Friday, September 21, 2007

Palestinian government seen needing $1.6 bln a year

By Adam Entous
Tuesday, September 18, 2007; 12:22 AM

JERUSALEM (Reuters) - The Western-backed government of Palestinian President Mahmoud Abbas estimates that it will need at least $1.62 billion in donor assistance per year to close its soaring budget gap, the World Bank said.

In a bleak report to donors obtained by Reuters on Tuesday, the international lending agency said local revenues were not enough to sustain the government's wage bill and that there was little chance of improvement as long as Israel refused to lift restrictions on Palestinian travel and trade.

The World Bank said 94 percent of the foreign aid needed by the Palestinian Authority would be used to cover recurring expenditures, including salaries, utility bills and social payments, leaving little money to fund development.

The World Bank report was prepared for next week's meeting of the Ad Hoc Liaison Committee, a major Palestinian donors' group. The meeting, which will lay the groundwork for a donors' conference in December, is part of a U.S.-led effort to bolster Abbas and the government he appointed in the occupied West Bank following Hamas's takeover of the Gaza Strip in June.

Western diplomats said Abbas's government, led by Prime Minister Salam Fayyad, would be able to cover this year's budget gap by using foreign aid and frozen tax revenues recently released by Israel.

But the diplomats questioned Fayyad's ability to cover a fiscal hole estimated at $1.6 billion per year in the absence of a political breakthrough that will revive the Palestinian economy and bring in larger amounts of Arab aid.

"It's huge and we don't see how the Palestinian Authority can finance it," said one diplomat who monitors its funds.


U.S. President George W. Bush is expected to convene a conference on Palestinian statehood in November but it is unclear what will result from it.
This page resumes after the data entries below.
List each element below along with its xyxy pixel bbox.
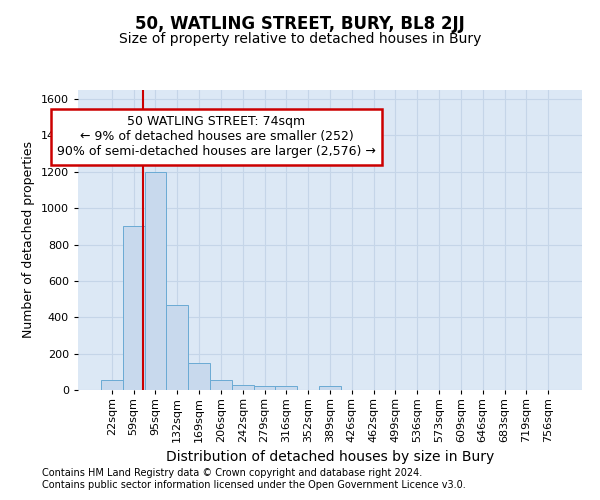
Bar [275, 386, 297, 390]
Bar [166, 304, 188, 390]
Text: Contains public sector information licensed under the Open Government Licence v3: Contains public sector information licen… [42, 480, 466, 490]
X-axis label: Distribution of detached houses by size in Bury: Distribution of detached houses by size … [166, 450, 494, 464]
Text: 50, WATLING STREET, BURY, BL8 2JJ: 50, WATLING STREET, BURY, BL8 2JJ [135, 15, 465, 33]
Bar [101, 380, 123, 390]
Bar [232, 384, 254, 390]
Bar [254, 386, 275, 390]
Text: Size of property relative to detached houses in Bury: Size of property relative to detached ho… [119, 32, 481, 46]
Y-axis label: Number of detached properties: Number of detached properties [22, 142, 35, 338]
Bar [123, 226, 145, 390]
Bar [319, 386, 341, 390]
Bar [210, 380, 232, 390]
Text: 50 WATLING STREET: 74sqm
← 9% of detached houses are smaller (252)
90% of semi-d: 50 WATLING STREET: 74sqm ← 9% of detache… [57, 116, 376, 158]
Bar [145, 172, 166, 390]
Bar [188, 362, 210, 390]
Text: Contains HM Land Registry data © Crown copyright and database right 2024.: Contains HM Land Registry data © Crown c… [42, 468, 422, 477]
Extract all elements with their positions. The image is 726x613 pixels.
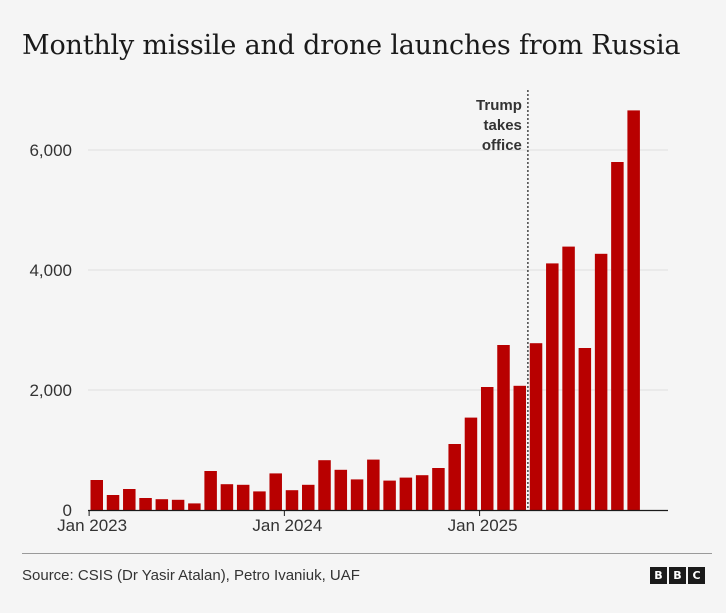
bar: Feb 2024: 510 [350,479,364,510]
bar: Mar 2025: 4390 [562,246,575,510]
bar: Sep 2024: 1540 [464,417,478,510]
bar: Mar 2023: 170 [171,499,185,510]
bar: Jul 2025: 6660 [627,110,640,511]
annotation-line: office [482,137,522,154]
bbc-logo: B B C [650,567,705,584]
y-tick-label: 0 [63,501,72,520]
bar: May 2023: 650 [204,471,217,510]
annotation-line: Trump [476,97,522,114]
bbc-logo-letter-c: C [688,567,705,584]
bar: Apr 2024: 490 [383,480,396,510]
bar: Jul 2024: 700 [432,468,445,510]
annotation-label: Trump takes office [476,97,522,154]
bar: Oct 2024: 2050 [480,387,494,510]
bar: Nov 2023: 420 [302,484,315,510]
bar: Aug 2024: 1100 [448,444,461,510]
bar: Jan 2023: 200 [139,498,152,510]
bar: Dec 2023: 830 [318,460,331,510]
annotation-line: takes [484,117,522,134]
bar: May 2025: 4270 [594,253,608,511]
bar: Feb 2023: 180 [155,499,169,510]
bar: Jun 2023: 430 [220,484,234,510]
bar: May 2024: 540 [399,477,413,510]
y-tick-label: 4,000 [29,261,72,280]
source-note: Source: CSIS (Dr Yasir Atalan), Petro Iv… [22,567,360,584]
bar: Dec 2024: 2070 [513,385,527,510]
chart-title: Monthly missile and drone launches from … [22,30,681,61]
bar: Apr 2023: 110 [188,503,201,510]
bar: Mar 2024: 840 [367,459,380,510]
bar: Oct 2022: 500 [90,480,103,510]
bar: Feb 2025: 4110 [546,263,559,510]
bar: Jun 2025: 5800 [611,162,624,510]
bar: Jan 2024: 670 [334,469,348,510]
bar: Dec 2022: 350 [123,489,136,510]
bar: Sep 2023: 610 [269,473,282,510]
x-tick-label: Jan 2024 [252,516,322,535]
bar: Aug 2023: 310 [253,491,266,510]
bbc-logo-letter-b2: B [669,567,686,584]
bar: Oct 2023: 330 [285,490,299,510]
bar: Apr 2025: 2700 [578,348,592,510]
bar: Jul 2023: 420 [236,484,250,510]
bar: Nov 2024: 2750 [497,345,510,510]
y-tick-label: 6,000 [29,141,72,160]
bar: Jun 2024: 580 [415,475,429,510]
bar: Nov 2022: 250 [106,495,120,510]
footer-divider [22,553,712,554]
bbc-logo-letter-b1: B [650,567,667,584]
y-tick-label: 2,000 [29,381,72,400]
bar: Jan 2025: 2780 [529,343,543,510]
x-tick-label: Jan 2025 [448,516,518,535]
x-tick-label: Jan 2023 [57,516,127,535]
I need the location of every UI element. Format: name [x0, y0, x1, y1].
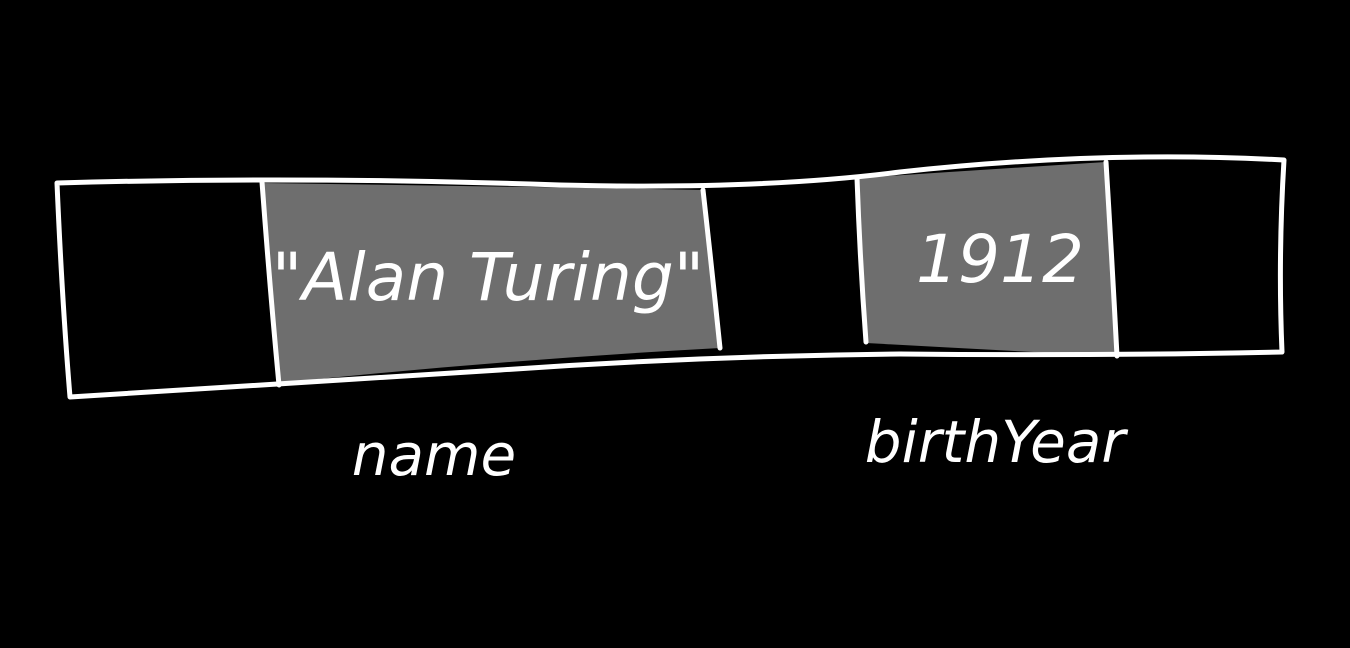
name-value: "Alan Turing": [272, 239, 704, 316]
birthyear-value: 1912: [916, 221, 1084, 298]
memory-strip-outline: [54, 154, 1287, 400]
divider-3: [854, 175, 869, 345]
name-cell-fill: [262, 183, 720, 383]
divider-1: [259, 179, 282, 388]
name-label: name: [352, 421, 516, 489]
divider-4: [1103, 159, 1120, 359]
birthyear-label: birthYear: [865, 408, 1129, 476]
birthyear-cell-fill: [858, 162, 1116, 356]
divider-2: [700, 187, 723, 351]
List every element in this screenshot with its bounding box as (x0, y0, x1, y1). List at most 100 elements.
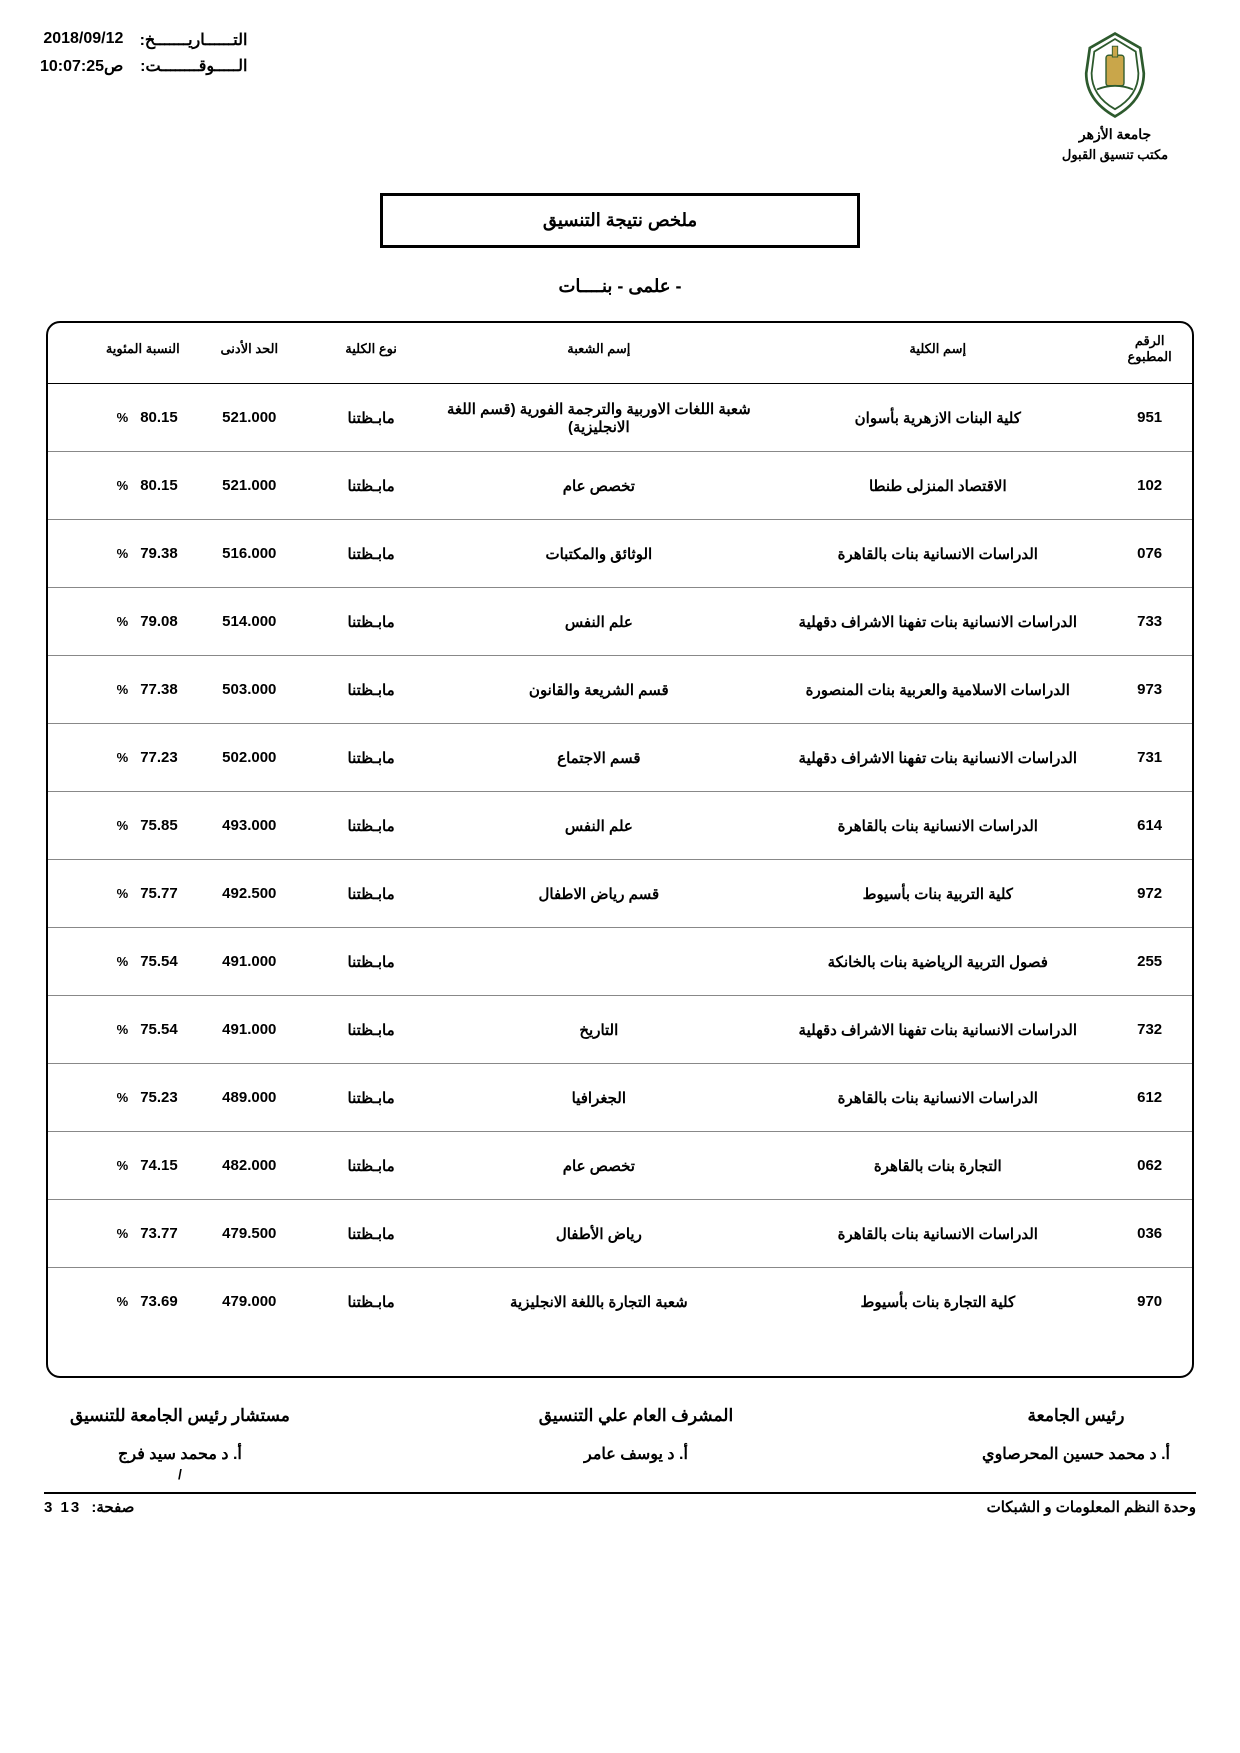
cell-min: 479.000 (186, 1268, 313, 1336)
signature-advisor: مستشار رئيس الجامعة للتنسيق أ. د محمد سي… (70, 1406, 290, 1482)
cell-type: مابـظتنا (313, 860, 430, 928)
cell-type: مابـظتنا (313, 1268, 430, 1336)
cell-college: كلية التربية بنات بأسيوط (768, 860, 1107, 928)
cell-dept (429, 928, 768, 996)
col-header-pct: النسبة المئوية (48, 323, 186, 384)
table-row: 102الاقتصاد المنزلى طنطاتخصص عاممابـظتنا… (48, 452, 1192, 520)
cell-college: الاقتصاد المنزلى طنطا (768, 452, 1107, 520)
cell-min: 489.000 (186, 1064, 313, 1132)
header-right-block: جامعة الأزهر مكتب تنسيق القبول (1030, 30, 1200, 163)
col-header-code: الرقم المطبوع (1107, 323, 1192, 384)
cell-pct: %75.85 (48, 792, 186, 860)
cell-code: 612 (1107, 1064, 1192, 1132)
table-header-row: الرقم المطبوع إسم الكلية إسم الشعبة نوع … (48, 323, 1192, 384)
cell-code: 255 (1107, 928, 1192, 996)
cell-college: كلية التجارة بنات بأسيوط (768, 1268, 1107, 1336)
table-row: 970كلية التجارة بنات بأسيوطشعبة التجارة … (48, 1268, 1192, 1336)
cell-college: الدراسات الاسلامية والعربية بنات المنصور… (768, 656, 1107, 724)
cell-type: مابـظتنا (313, 452, 430, 520)
cell-dept: علم النفس (429, 792, 768, 860)
cell-min: 492.500 (186, 860, 313, 928)
table-row: 973الدراسات الاسلامية والعربية بنات المن… (48, 656, 1192, 724)
cell-pct: %79.38 (48, 520, 186, 588)
cell-dept: شعبة اللغات الاوربية والترجمة الفورية (ق… (429, 384, 768, 452)
table-row: 255فصول التربية الرياضية بنات بالخانكةما… (48, 928, 1192, 996)
cell-college: الدراسات الانسانية بنات تفهنا الاشراف دق… (768, 724, 1107, 792)
cell-pct: %73.77 (48, 1200, 186, 1268)
cell-dept: علم النفس (429, 588, 768, 656)
signature-supervisor: المشرف العام علي التنسيق أ. د يوسف عامر (539, 1406, 733, 1482)
cell-dept: تخصص عام (429, 1132, 768, 1200)
cell-type: مابـظتنا (313, 1200, 430, 1268)
cell-type: مابـظتنا (313, 588, 430, 656)
cell-dept: قسم الاجتماع (429, 724, 768, 792)
cell-college: الدراسات الانسانية بنات بالقاهرة (768, 1064, 1107, 1132)
cell-pct: %75.54 (48, 996, 186, 1064)
cell-code: 102 (1107, 452, 1192, 520)
footer-page: صفحة: 3 13 (44, 1498, 134, 1516)
sig3-role: رئيس الجامعة (982, 1406, 1170, 1426)
cell-pct: %74.15 (48, 1132, 186, 1200)
cell-min: 503.000 (186, 656, 313, 724)
table-row: 036الدراسات الانسانية بنات بالقاهرةرياض … (48, 1200, 1192, 1268)
cell-type: مابـظتنا (313, 656, 430, 724)
subtitle: - علمى - بنــــات (40, 276, 1200, 297)
page-value: 3 13 (44, 1499, 81, 1516)
signature-president: رئيس الجامعة أ. د محمد حسين المحرصاوي (982, 1406, 1170, 1482)
cell-dept: التاريخ (429, 996, 768, 1064)
cell-type: مابـظتنا (313, 520, 430, 588)
table-row: 951كلية البنات الازهرية بأسوانشعبة اللغا… (48, 384, 1192, 452)
sig2-name: أ. د يوسف عامر (539, 1444, 733, 1464)
cell-code: 076 (1107, 520, 1192, 588)
footer-unit: وحدة النظم المعلومات و الشبكات (987, 1498, 1196, 1516)
cell-pct: %75.23 (48, 1064, 186, 1132)
cell-dept: الوثائق والمكتبات (429, 520, 768, 588)
cell-code: 732 (1107, 996, 1192, 1064)
cell-min: 491.000 (186, 996, 313, 1064)
cell-college: الدراسات الانسانية بنات تفهنا الاشراف دق… (768, 588, 1107, 656)
col-header-dept: إسم الشعبة (429, 323, 768, 384)
col-header-college: إسم الكلية (768, 323, 1107, 384)
cell-code: 972 (1107, 860, 1192, 928)
cell-min: 521.000 (186, 384, 313, 452)
cell-min: 479.500 (186, 1200, 313, 1268)
cell-min: 493.000 (186, 792, 313, 860)
university-logo (1070, 30, 1160, 120)
cell-type: مابـظتنا (313, 1064, 430, 1132)
results-table: الرقم المطبوع إسم الكلية إسم الشعبة نوع … (48, 323, 1192, 1336)
table-row: 733الدراسات الانسانية بنات تفهنا الاشراف… (48, 588, 1192, 656)
time-value: ص10:07:25 (40, 56, 123, 76)
date-value: 2018/09/12 (43, 30, 123, 50)
cell-code: 731 (1107, 724, 1192, 792)
cell-dept: تخصص عام (429, 452, 768, 520)
cell-code: 036 (1107, 1200, 1192, 1268)
time-label: الـــــوقــــــــت: (137, 56, 247, 76)
cell-min: 516.000 (186, 520, 313, 588)
cell-pct: %77.38 (48, 656, 186, 724)
col-header-type: نوع الكلية (313, 323, 430, 384)
page: جامعة الأزهر مكتب تنسيق القبول التــــــ… (0, 0, 1240, 1536)
cell-type: مابـظتنا (313, 996, 430, 1064)
office-name: مكتب تنسيق القبول (1030, 147, 1200, 163)
cell-min: 491.000 (186, 928, 313, 996)
results-table-wrap: الرقم المطبوع إسم الكلية إسم الشعبة نوع … (46, 321, 1194, 1378)
sig1-role: مستشار رئيس الجامعة للتنسيق (70, 1406, 290, 1426)
table-row: 062التجارة بنات بالقاهرةتخصص عاممابـظتنا… (48, 1132, 1192, 1200)
table-row: 612الدراسات الانسانية بنات بالقاهرةالجغر… (48, 1064, 1192, 1132)
cell-code: 062 (1107, 1132, 1192, 1200)
cell-min: 521.000 (186, 452, 313, 520)
table-row: 076الدراسات الانسانية بنات بالقاهرةالوثا… (48, 520, 1192, 588)
cell-college: فصول التربية الرياضية بنات بالخانكة (768, 928, 1107, 996)
cell-pct: %77.23 (48, 724, 186, 792)
sig1-slash: / (70, 1466, 290, 1482)
footer: وحدة النظم المعلومات و الشبكات صفحة: 3 1… (44, 1492, 1196, 1516)
col-header-min: الحد الأدنى (186, 323, 313, 384)
cell-code: 614 (1107, 792, 1192, 860)
cell-pct: %79.08 (48, 588, 186, 656)
title-box: ملخص نتيجة التنسيق (380, 193, 860, 248)
cell-college: التجارة بنات بالقاهرة (768, 1132, 1107, 1200)
cell-min: 502.000 (186, 724, 313, 792)
header: جامعة الأزهر مكتب تنسيق القبول التــــــ… (40, 30, 1200, 163)
cell-type: مابـظتنا (313, 384, 430, 452)
cell-pct: %80.15 (48, 452, 186, 520)
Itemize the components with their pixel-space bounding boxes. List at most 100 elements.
In April, Fayyad estimated that the Palestinian Authority would need at least $1.3 billion in international aid in 2007. Fayyad was serving at the time as finance minister of a unity government between Hamas and Abbas's secular Fatah faction.

While foreign aid and tax funds started flowing again to the Palestinian Authority after the unity government ended in June, Western sanctions remain in place against the Islamist Hamas in the Gaza Strip, where economic conditions have deteriorated.

Despite some initial steps by Fayyad to rein in spending, the World Bank said the government wage bill would exceed total revenues even after taking into account Israel's decision in June to hand over frozen tax funds.

Fayyad's government has sought to reduce payroll by not paying workers hired by the Hamas-led government, but the World Bank said the prime minister "may find it politically challenging to reduce the work force any further."

It is unclear how Fayyad will be able to cover the government's energy and infrastructure needs long-term.

In Hamas-controlled Gaza, the economic crisis is more acute. Gaza's main border crossings have been closed to all but humanitarian supplies, prompting the suspension of up to 90 percent of the coastal territory's industrial operations.

"The impacts of these closures will become more difficult to reverse," said the World Bank. It estimated that unemployment could reach the unprecedented level of 44 percent.

Despite the embargo, Israeli, Palestinian and Western officials say Hamas has been able to bring in tenq of millions of dollars to fund its military and social programs.